Fitzgibbon first came across Tesch in a television documentary following the Sailors with Disabilities crew as they prepared for the Rolex Sydney to Hobart and after chasing her down the pair hit the water aboard the Skud 18 and have been training almost full time since then.
“I’m having the time of my life on the water,” said Tesch. “I first spoke with Dan on December 23rd last year, we went sailing on Boxing Day and the next thing here I am in Miami. Once I got my head into the game last week I had a ball and you couldn’t wipe the smile off my face, it was pouring down with rain in the last race and I was loving every minute of it.”
Three time Olympian Jessica Crisp will hit the water in the RS:X women’s class with the top six sailors in the world set to line up for racing in Miami.
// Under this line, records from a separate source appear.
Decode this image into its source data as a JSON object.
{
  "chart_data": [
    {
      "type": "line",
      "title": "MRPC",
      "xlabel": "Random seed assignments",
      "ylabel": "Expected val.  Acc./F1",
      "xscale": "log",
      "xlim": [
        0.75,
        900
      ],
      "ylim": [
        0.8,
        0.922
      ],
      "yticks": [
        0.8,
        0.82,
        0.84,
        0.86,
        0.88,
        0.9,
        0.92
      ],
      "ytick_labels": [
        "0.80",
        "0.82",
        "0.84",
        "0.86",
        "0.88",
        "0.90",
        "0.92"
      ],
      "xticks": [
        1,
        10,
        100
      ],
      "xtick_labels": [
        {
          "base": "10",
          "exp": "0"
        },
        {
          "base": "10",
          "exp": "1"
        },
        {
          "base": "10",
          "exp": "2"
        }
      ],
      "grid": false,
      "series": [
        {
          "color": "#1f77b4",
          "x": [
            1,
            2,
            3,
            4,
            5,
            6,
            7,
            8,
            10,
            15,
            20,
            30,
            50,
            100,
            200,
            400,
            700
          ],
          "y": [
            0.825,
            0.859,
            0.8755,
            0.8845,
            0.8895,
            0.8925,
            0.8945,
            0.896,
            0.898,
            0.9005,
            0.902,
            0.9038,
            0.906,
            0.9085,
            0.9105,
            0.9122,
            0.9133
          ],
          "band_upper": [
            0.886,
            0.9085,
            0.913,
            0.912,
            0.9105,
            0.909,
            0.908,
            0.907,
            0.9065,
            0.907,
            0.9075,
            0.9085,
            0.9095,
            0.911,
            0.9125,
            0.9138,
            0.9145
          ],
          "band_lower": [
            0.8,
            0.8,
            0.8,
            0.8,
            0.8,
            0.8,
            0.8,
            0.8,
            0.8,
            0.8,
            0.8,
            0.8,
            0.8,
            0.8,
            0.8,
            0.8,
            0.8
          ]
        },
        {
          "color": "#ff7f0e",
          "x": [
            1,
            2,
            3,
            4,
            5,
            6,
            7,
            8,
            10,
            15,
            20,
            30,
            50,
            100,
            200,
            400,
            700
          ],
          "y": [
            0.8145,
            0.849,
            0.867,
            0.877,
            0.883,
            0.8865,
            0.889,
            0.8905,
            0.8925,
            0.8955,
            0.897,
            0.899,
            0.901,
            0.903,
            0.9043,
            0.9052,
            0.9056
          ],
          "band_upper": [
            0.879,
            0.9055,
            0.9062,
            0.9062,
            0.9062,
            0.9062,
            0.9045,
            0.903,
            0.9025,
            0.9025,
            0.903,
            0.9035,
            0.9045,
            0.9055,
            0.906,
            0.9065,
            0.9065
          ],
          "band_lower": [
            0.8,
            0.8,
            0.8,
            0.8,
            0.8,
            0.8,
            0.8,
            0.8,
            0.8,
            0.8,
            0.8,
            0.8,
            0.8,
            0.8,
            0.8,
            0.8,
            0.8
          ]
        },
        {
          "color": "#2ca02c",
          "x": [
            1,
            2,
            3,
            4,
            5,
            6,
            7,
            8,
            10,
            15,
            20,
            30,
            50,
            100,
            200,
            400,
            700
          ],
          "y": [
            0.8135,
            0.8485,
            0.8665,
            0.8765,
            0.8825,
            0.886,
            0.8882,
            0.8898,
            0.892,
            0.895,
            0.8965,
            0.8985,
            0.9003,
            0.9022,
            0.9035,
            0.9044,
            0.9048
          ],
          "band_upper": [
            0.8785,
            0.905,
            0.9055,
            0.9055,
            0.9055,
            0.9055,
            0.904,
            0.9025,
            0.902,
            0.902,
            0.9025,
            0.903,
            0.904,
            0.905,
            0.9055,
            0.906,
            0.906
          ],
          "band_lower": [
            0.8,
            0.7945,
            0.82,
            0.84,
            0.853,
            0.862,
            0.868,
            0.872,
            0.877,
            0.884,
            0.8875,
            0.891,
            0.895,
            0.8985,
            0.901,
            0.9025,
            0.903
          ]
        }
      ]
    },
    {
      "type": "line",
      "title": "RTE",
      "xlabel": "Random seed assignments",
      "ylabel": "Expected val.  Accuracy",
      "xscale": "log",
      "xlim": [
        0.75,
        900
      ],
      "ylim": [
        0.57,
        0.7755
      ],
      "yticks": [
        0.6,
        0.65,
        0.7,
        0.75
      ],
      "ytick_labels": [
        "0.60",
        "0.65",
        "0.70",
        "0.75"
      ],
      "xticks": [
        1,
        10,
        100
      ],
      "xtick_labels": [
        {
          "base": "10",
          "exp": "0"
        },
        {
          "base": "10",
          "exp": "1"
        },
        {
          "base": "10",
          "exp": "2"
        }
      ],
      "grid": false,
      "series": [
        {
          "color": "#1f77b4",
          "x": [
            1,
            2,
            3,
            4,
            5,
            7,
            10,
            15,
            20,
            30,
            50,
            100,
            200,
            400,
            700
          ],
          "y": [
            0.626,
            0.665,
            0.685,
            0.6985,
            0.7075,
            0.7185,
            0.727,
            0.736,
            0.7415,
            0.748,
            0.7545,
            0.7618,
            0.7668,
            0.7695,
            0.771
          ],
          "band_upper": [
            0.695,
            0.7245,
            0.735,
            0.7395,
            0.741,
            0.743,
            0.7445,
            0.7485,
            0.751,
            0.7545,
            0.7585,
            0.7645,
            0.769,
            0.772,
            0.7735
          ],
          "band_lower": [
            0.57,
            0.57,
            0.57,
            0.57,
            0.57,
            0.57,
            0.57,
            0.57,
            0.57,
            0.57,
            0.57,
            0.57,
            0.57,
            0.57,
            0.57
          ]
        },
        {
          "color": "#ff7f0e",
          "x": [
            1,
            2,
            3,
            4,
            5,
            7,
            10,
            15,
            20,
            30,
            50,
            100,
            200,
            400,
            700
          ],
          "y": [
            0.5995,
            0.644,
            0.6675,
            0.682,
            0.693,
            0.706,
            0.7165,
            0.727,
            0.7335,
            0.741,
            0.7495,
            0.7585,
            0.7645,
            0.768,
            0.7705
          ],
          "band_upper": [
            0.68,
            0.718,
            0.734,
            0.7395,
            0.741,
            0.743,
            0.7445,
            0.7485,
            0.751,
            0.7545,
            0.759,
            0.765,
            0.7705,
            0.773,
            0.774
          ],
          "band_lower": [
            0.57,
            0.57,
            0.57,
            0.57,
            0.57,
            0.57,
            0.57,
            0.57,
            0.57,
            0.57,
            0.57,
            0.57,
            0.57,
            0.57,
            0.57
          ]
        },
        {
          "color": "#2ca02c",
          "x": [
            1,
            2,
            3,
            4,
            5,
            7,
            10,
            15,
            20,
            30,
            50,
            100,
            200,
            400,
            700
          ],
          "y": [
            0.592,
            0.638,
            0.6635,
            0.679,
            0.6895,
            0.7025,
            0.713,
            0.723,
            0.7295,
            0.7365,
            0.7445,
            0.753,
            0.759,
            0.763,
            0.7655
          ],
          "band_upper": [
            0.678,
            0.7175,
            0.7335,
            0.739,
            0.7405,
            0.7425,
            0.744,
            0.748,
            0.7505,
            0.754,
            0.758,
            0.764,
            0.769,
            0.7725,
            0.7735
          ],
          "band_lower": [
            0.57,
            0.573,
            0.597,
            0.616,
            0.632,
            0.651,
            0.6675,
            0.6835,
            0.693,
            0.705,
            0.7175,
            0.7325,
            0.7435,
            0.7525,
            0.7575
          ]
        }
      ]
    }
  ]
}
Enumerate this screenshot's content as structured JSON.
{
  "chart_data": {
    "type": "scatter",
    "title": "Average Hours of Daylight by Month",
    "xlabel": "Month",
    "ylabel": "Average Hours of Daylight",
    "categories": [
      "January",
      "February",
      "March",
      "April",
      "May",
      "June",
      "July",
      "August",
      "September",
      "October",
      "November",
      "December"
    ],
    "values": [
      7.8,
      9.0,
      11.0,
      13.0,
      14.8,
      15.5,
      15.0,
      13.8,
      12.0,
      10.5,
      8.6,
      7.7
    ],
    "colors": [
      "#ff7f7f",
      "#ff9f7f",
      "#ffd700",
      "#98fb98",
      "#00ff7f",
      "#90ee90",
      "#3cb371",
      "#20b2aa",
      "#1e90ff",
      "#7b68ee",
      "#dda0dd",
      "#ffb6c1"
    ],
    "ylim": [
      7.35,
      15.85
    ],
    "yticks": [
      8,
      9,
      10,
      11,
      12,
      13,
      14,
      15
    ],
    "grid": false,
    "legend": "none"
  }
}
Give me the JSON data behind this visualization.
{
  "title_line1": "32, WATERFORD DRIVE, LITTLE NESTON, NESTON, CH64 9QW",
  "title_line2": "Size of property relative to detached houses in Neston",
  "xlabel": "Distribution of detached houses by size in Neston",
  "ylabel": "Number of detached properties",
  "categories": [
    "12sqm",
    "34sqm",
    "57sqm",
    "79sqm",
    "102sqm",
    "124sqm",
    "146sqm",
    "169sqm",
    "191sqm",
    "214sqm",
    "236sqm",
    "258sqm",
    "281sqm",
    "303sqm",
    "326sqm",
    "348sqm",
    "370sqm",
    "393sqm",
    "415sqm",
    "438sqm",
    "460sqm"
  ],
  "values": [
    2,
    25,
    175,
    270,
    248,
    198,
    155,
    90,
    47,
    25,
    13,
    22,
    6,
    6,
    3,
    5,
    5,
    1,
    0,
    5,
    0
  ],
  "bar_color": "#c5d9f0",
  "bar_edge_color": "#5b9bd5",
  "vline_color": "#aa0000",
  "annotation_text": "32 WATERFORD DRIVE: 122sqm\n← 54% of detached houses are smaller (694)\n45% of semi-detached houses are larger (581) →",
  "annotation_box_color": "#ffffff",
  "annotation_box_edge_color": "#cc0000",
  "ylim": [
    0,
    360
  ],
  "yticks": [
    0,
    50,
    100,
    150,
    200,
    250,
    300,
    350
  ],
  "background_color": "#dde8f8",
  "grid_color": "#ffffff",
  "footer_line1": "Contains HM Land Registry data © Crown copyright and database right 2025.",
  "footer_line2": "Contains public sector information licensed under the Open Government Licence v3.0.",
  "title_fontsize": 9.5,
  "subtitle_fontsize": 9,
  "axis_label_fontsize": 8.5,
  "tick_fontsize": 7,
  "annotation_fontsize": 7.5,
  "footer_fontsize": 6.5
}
Australia will have its largest concentration of crews in the Laser Radial class, with three sailors in the 59 strong fleet. The Australian Sailing Team’s Krystal Weir will be joined by ASDS members Gabrielle King and Ashley Stoddart with all three backing up from the 2011 Australian Laser Championship which finished in Sydney on January 4.
Stoddart then competed at the OAMPS Insurance Brokers Australian Youth Championship where she won selection in the Australian team to contest the ISAF Youth Sailing World Championship to be held in Croatia in July.
Both Stoddart and King are back in action after being off the water for much of the last year due to illness or injury and will be keen to take on the best Laser Radial sailors in the world in Miami.
Brendan Casey, who qualified for the 2011 Australian Sailing Team following his 10th place finish at the 2010 Finn Gold Cup, will be racing in a very strong Finn fleet next week.
Casey missed out on a place in the medal race at Sail Melbourne by just one point and has been training hard in the US for the last few weeks prior to racing getting underway in Miami on Monday.
Racing in Miami runs through to Saturday January 29, when the final medal races will be held.